About one quarter of the nation’s 14.9 million unemployed workers have missed a mortgage, rent, or credit card payment according to a comprehensive national survey of 1,200 Americans nationwide who have been unemployed and looking for a job in the past 12 months, including 894 who are still jobless.
The survey by the John J. Heldrich C.enter for Workforce Development, a research and policy center at Rutgers University, portrays a shaken, traumatized people coping with serious financial and psychological effects from an economic downturn of epic proportions.
Three in four unemployed workers say the economic situation has had a major impact on them and their family. Two-thirds say they are depressed and over half have borrowed money from friends or relatives.
Most unemployed were unprepared for unemployment. Sixty percent of the recently unemployed lost their jobs suddenly, without advance warning. Eight in ten got two week’s notice or less. Just 15 percent of the jobless received any severance, and virtually none were offered retraining. Only 40 percent of the currently unemployed received unemployment insurance to help them weather the economic crisis and 83 percent of those who did receive aid are concerned that their benefits will run out before they find a job. Only half of the jobless have health benefits.

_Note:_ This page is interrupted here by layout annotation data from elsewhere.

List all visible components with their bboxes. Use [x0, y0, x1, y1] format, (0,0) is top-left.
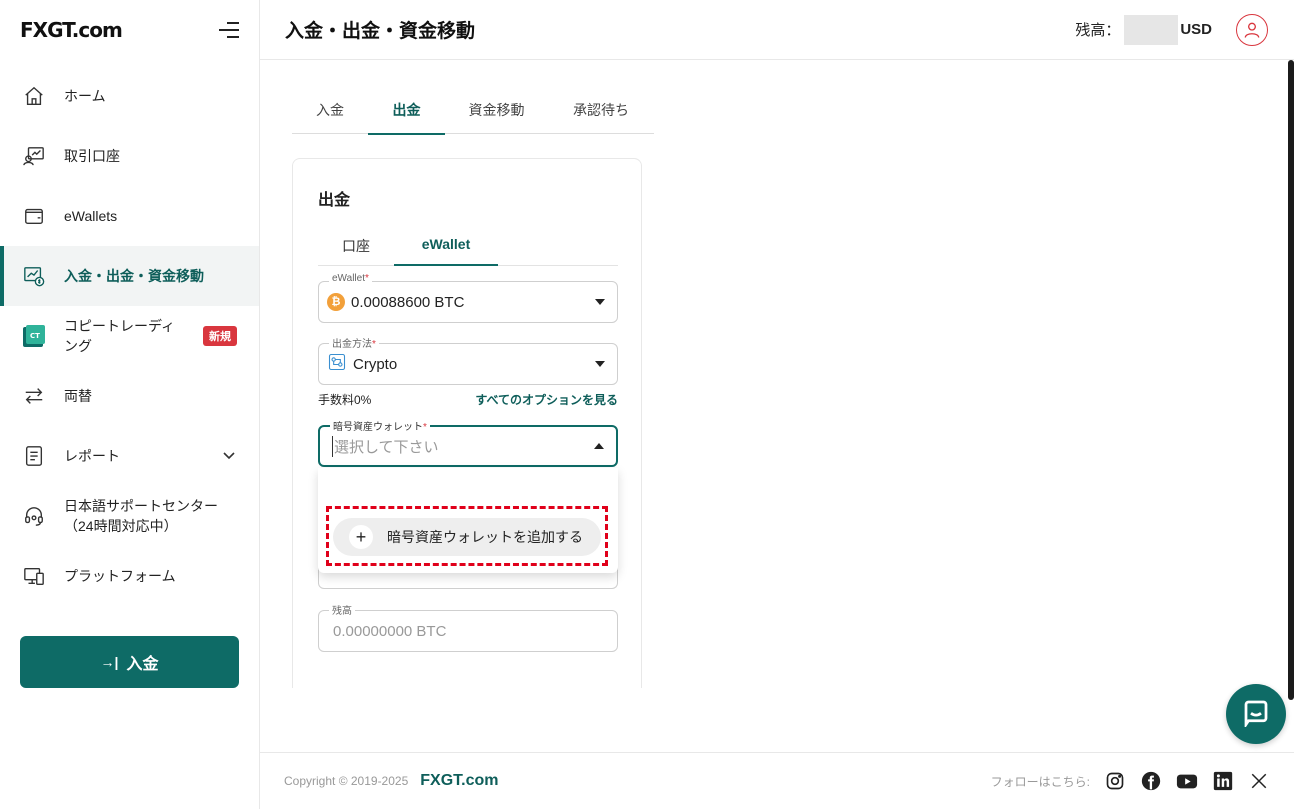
copyright: Copyright © 2019-2025 FXGT.com [284, 772, 499, 790]
login-arrow-icon: →| [100, 654, 119, 670]
sidebar-item-trading-accounts[interactable]: 取引口座 [0, 126, 259, 186]
facebook-icon[interactable] [1140, 770, 1162, 792]
chat-icon [1241, 697, 1271, 732]
sidebar-item-label: 入金・出金・資金移動 [64, 268, 204, 284]
main-content: 入金 出金 資金移動 承認待ち 出金 口座 eWallet eWallet* ₿… [260, 60, 1294, 752]
withdraw-card: 出金 口座 eWallet eWallet* ₿ 0.00088600 BTC … [292, 158, 642, 688]
all-options-link[interactable]: すべてのオプションを見る [475, 391, 618, 408]
chevron-down-icon[interactable] [221, 447, 237, 466]
scrollbar[interactable] [1288, 60, 1294, 700]
youtube-icon[interactable] [1176, 770, 1198, 792]
sidebar-item-exchange[interactable]: 両替 [0, 366, 259, 426]
field-label: eWallet* [329, 273, 372, 284]
field-value: 0.00088600 BTC [351, 293, 465, 311]
field-label: 残高 [329, 602, 355, 617]
balance-currency: USD [1180, 21, 1212, 38]
svg-text:CT: CT [30, 332, 40, 340]
sidebar-item-deposit-withdraw[interactable]: 入金・出金・資金移動 [0, 246, 259, 306]
sidebar-item-platform[interactable]: プラットフォーム [0, 546, 259, 606]
platform-icon [22, 564, 46, 588]
x-icon[interactable] [1248, 770, 1270, 792]
sidebar-item-label: 両替 [64, 388, 92, 404]
footer-brand[interactable]: FXGT.com [420, 772, 498, 790]
sidebar-item-label: 日本語サポートセンター（24時間対応中） [64, 498, 218, 534]
balance-mask [1124, 14, 1179, 45]
money-transfer-icon [22, 264, 46, 288]
new-badge: 新規 [203, 326, 237, 346]
add-wallet-label: 暗号資産ウォレットを追加する [387, 529, 583, 545]
linkedin-icon[interactable] [1212, 770, 1234, 792]
sidebar-item-label: ホーム [64, 88, 106, 104]
social-links: フォローはこちら: [991, 770, 1270, 792]
subtab-ewallet[interactable]: eWallet [394, 229, 498, 266]
fee-row: 手数料0% すべてのオプションを見る [318, 391, 618, 408]
sidebar-item-label: eWallets [64, 208, 118, 224]
sidebar-item-label: レポート [64, 448, 120, 464]
exchange-icon [22, 384, 46, 408]
field-label: 出金方法* [329, 335, 379, 350]
field-value: 0.00000000 BTC [333, 622, 447, 640]
tab-pending[interactable]: 承認待ち [548, 100, 654, 134]
plus-icon: + [349, 525, 373, 549]
sidebar: FXGT.com ホーム 取引口座 eWallets 入金・出金・資金移動 CT… [0, 0, 260, 809]
withdraw-subtabs: 口座 eWallet [318, 229, 618, 266]
add-crypto-wallet-button[interactable]: + 暗号資産ウォレットを追加する [333, 518, 601, 556]
field-value: Crypto [353, 355, 398, 373]
page-title: 入金・出金・資金移動 [285, 21, 476, 42]
balance-display: 残高： USD [1075, 13, 1268, 46]
balance-field: 残高 0.00000000 BTC [318, 602, 618, 652]
crypto-wallet-dropdown: + 暗号資産ウォレットを追加する [318, 468, 618, 573]
bitcoin-icon: ₿ [327, 293, 345, 311]
card-title: 出金 [318, 192, 351, 209]
sidebar-item-reports[interactable]: レポート [0, 426, 259, 486]
crypto-wallet-select[interactable]: 暗号資産ウォレット* 選択して下さい [318, 418, 618, 467]
field-label: 暗号資産ウォレット* [330, 418, 430, 433]
sidebar-item-label: 取引口座 [64, 148, 120, 164]
tab-transfer[interactable]: 資金移動 [445, 100, 548, 134]
deposit-button-label: 入金 [126, 656, 159, 673]
instagram-icon[interactable] [1104, 770, 1126, 792]
sidebar-item-support[interactable]: 日本語サポートセンター（24時間対応中） [0, 486, 259, 546]
trading-account-icon [22, 144, 46, 168]
footer: Copyright © 2019-2025 FXGT.com フォローはこちら: [260, 752, 1294, 809]
headset-icon [22, 504, 46, 528]
logo[interactable]: FXGT.com [20, 18, 123, 42]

Job loss is hitting more affluent workers and educated professionals hard, most of whom are homeowners. More than one in four of those who were unemployed for the first time earned $75,000 or more in their previous job; one in four first-time unemployed workers have at least a four-year college degree.
“The proportion of people who have been forced to move is in double-digits and a non-insignificant number have been forced to declare bankruptcy. The jobless have had to face the fact that their old jobs, incomes, and work identity are gone. They are our neighbors, our former colleagues, and they are living in a world of hurt,” said Cliff Zukin, co-director of the study and a senior fellow at the Heldrich Center.